2 Mar 2014

ISLAM TEKSTUAL DAN ISLAM KONTEKSTUAL

Oleh Sangadji EM


Suatu saat saya menjadi khotib jum’at di sebuah Masjid di kota Malang, topik yang saya bawakan adalah Islam tekstual dan Islam kontekstual, selesai menjadi khotib jum’at saya menjadi Imam sholat. Selesai sholat saya ditunggu seorang makmum, yang sedari tadi saya perhatikan dia begitu serius mengikuti khotbah saya. Selesai salam, berdzikir dan berdoa biasanya beberapa jamaah lalu mendekat dan berdiskusi khususnya menyangkut materi khutbah. Saya tidak meyangka jamaah yang serius memperhatikan khutbah saya tadi lalu mendekat dan mengemukakan pendapat. Ustadz, materi khutbah ustadz menarik, tapi sepertinya sholat ustadz tidak akan diterima Allah, saya tersentak lalu bertanya kok bisa begitu ? dia menjawab karena celana ustadz menutup mata kaki, dan itu menurut hadist nabi: “Barang siapa yang melaksanakan sholat tapi pakainnya menutup mata kakinya maka sholatnyua tidak diterima”.

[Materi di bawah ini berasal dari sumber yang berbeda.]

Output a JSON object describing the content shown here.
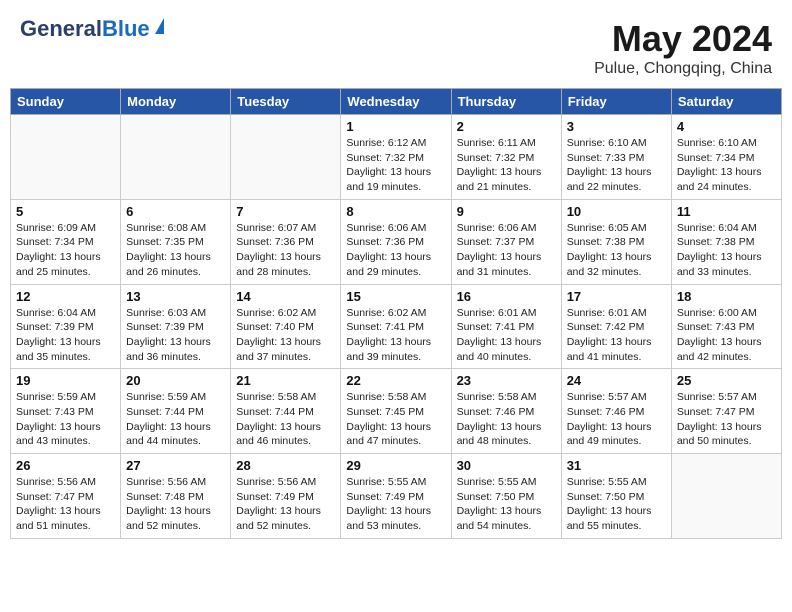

Saya berusaha menahan diri tidak emosi mendengar pendapat jamaah ini, sebab Rasulullah pernah ditegur oleh Allah jika kamu berkeras menghadapi mereka maka mereka akan menjauh darimu. Saya hanya bergurau, Mas, Tuhan anda kok kejam sekali ya, gara-gara hanya celana menutup mata kaki saja sholat seseorang tidak diterima, Tuhan saya kok pemaaf ya, jangankan sholat dengan pakaian menutup mata kaki, jika seseorang muslim berbuat dosa seluas langit dan bumi sekalipun, tetapi jika dia serius bertaubat maka taubatnya akan diterima. Saya lalu bertanya apakah antum pernah mendalami lonsep “Isbal” itu ? Dia menjawab saya sudah membaca dan memahami bahwa kalau sholat dengan berpakaian menutup mata kaki maka sholatnya tidak diterima. Karena dia tetap mempertahankan pendapatnya maka saya mencoba menjelaskan kepadanya. bahwa dalam kajian Fiqh, setiap perbuatan ibadah itu ada alasannya atau “illatnya”, perihal Isbal itu menurut asbabul wurudlnya, nabi ingin agar supaya orang-orang mukmin itu tidak berpakaian diseret-seret seperti pemuka Yahudi dan Nasaroh karena alasan kesombongan atau riya, jadi substansi dilarangnya menutup mata kaki itu karena kesombongan atau riya, bukan alasan yang lain. Sehingga satu saat Abu Bakar Sidiq memakai jubah menutup mata kaki ketika akan sholat Nabi membiarkan. Karena banyak hadist yang kita temukan rasulullah menyatakan, barangsiapa didalam hatinya ada sifat sombong sebesar zarrahpun maka dia tidak akan masuk surga. Karena sombong itu Hak Allah, manusia tidak boleh menyamai sifat Allah. Saya malah kuatir karena dalam hatimu kamu menilai orang yang memakai pakaian manutup mata kaki sholatnya tidak diterima, dan disaat yang sama dalam hatimu menyatakan hanya sholat saya yang diterima, dan itu berarti dihatimu muncul sikap ujub, sholatkulah paling sempurna, maka pada saat itu anda terjerembab dalam sifat riya, sehingga sholatmu juga tidak diterima Allah dan tidak akan masuk surga. Dia terdiam mendengar analisis saya, lalu akhirnya pamit pergi.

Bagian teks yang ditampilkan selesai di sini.